Martin was born on the rural plains of Saskatchewan, Canada: her grandparents had emigrated from Scotland to the prairies on covered wagons. She grew up in Vancouver before moving to New York, where she studied during the 1940s and 1950s. It was there that she encountered some of her most important early influences, including the works of Jackson Pollock, Mark Rothko and Clyfford Still, as well as Eastern philosophies such as Zen Buddhism and Taoism that were popular among John Cage, Philip Guston and others. During this period Martin also began what was to become a lifelong relationship with New Mexico, living and working in Taos and elsewhere. Her early works, informed by a mixture of Surrealism and Abstract Expressionism, brought her to the attention of the dealer Betty Parsons, who encouraged her to move back to New York in 1957. There, Martin spent ten years ensconced in the thriving artistic community of Lower Manhattan’s Coenties Slip, forging close friendships with Ellsworth Kelly, Robert Indiana, Barnett Newman and Ad Reinhardt.

Early on, Martin harnessed the grid as a guiding structural principle in her works. It was not until her return to New Mexico, however, that she began to embrace the horizontal bands that would define her practice for the next three decades. Martin had left New York in 1967, fuelled by the death of Reinhardt, the demolition of her studio building and a desire to live a more simple life. She travelled Canada and America in a camper van before settling on a remote plot in Cuba, New Mexico, where she lived alone and off-grid in a house she built herself. After a five-year break from art-making, Martin began to paint again around 1974, taking a new studio in Galisteo in 1977. With their quivering strips of colour, stacked to the sky like overlapping horizon lines, these works were powerful expressions of harmony, tranquillity and stillness. Animated solely by the frisson between each band of colour and its neighbour, paintings such as the present conjure a kind of visual silence, unmarred by the distractions of the outside world.

At their core, however, Martin’s paintings sought to capture the inarticulate feelings of wonder and joy that we experience in the face of perceived perfection. ‘The Greeks made a great discovery’, she observed; ‘they discovered that in Nature there are no perfect circles or straight lines or equal spaces. Yet, they discovered that their interest and inclination was in the perfection of circles and lines, and that in their minds they could see them and that they were able to make them’ (A. Martin, ‘What we do not see if we do not see’, in D. Schwarz (ed.), Agnes Martin: Writings, Winterthur 1991, p. 117). While much of Martin’s oeuvre seems to align with the aesthetics of Minimalism—a movement that placed formal precision at its core—the presence of her own hand in its pencilled lines and washes of colour ultimately sets her work apart from such comparisons. The condition that paintings such as the present aspire to is that of waterfalls, sunsets or ocean horizons, each riddled with irregularity but nonetheless—to the human mind—‘perfect’.

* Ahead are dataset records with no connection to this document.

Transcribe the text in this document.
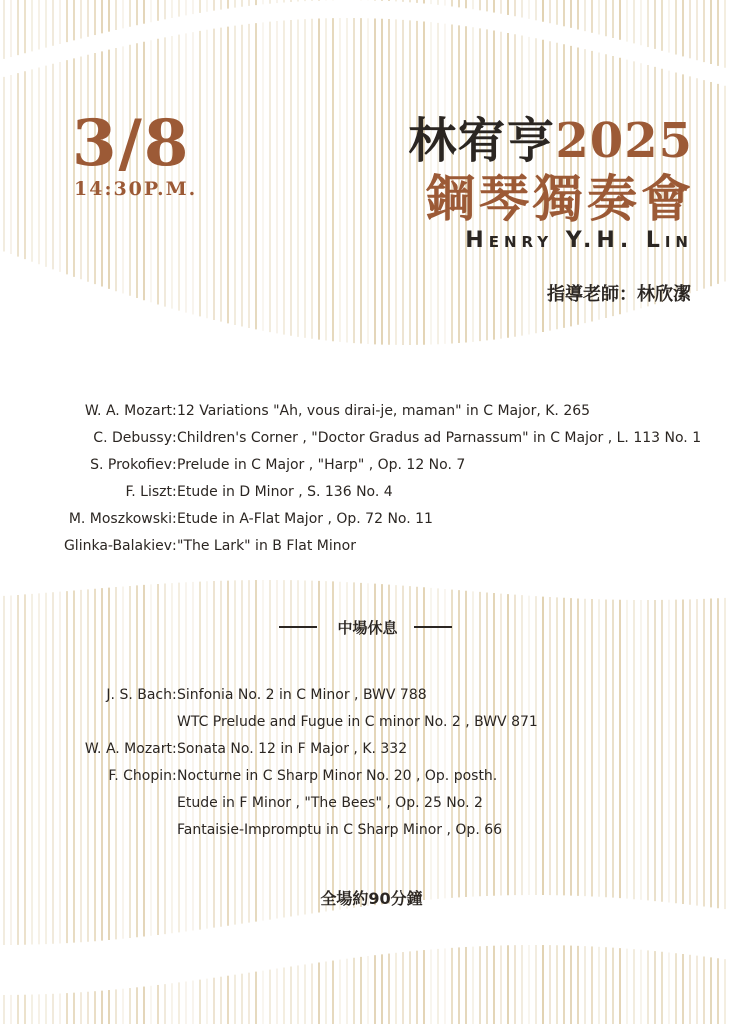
3/8
14:30P.M.
林宥亨2025
鋼琴獨奏會
Henry Y.H. Lin
指導老師：林欣潔
W. A. Mozart : 12 Variations "Ah, vous dirai-je, maman" in C Major, K. 265
C. Debussy : Children's Corner , "Doctor Gradus ad Parnassum" in C Major , L. 113 No. 1
S. Prokofiev : Prelude in C Major , "Harp" , Op. 12 No. 7
F. Liszt : Etude in D Minor , S. 136 No. 4
M. Moszkowski : Etude in A-Flat Major , Op. 72 No. 11
Glinka-Balakiev : "The Lark" in B Flat Minor
中場休息
J. S. Bach : Sinfonia No. 2 in C Minor , BWV 788
WTC Prelude and Fugue in C minor No. 2 , BWV 871
W. A. Mozart : Sonata No. 12 in F Major , K. 332
F. Chopin : Nocturne in C Sharp Minor No. 20 , Op. posth.
Etude in F Minor , "The Bees" , Op. 25 No. 2
Fantaisie-Impromptu in C Sharp Minor , Op. 66
全場約90分鐘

The 1990s was an important time for Martin. Her work had begun to accrue significant institutional acclaim during the previous decade, culminating in retrospectives at the Stedelijk Museum, Amsterdam in 1991 and the Serpentine Gallery, London in 1993, as well as her first major US museum exhibition at the Whitney Museum of American Art in 1992. As she took up residence once more in her beloved Taos, she continued to develop her practice, exploring new hues and revisiting old motifs. Many of her works from this period bore titles relating to love, happiness and innocence, including a major group of paintings donated to the Harwood Museum, Taos in 1997. In her final decade, Martin’s work shone with a newfound sense of peace. Though almost transparent in its delicate pallor, the present work glows brightly, alive with the conviction of a life lived through paint.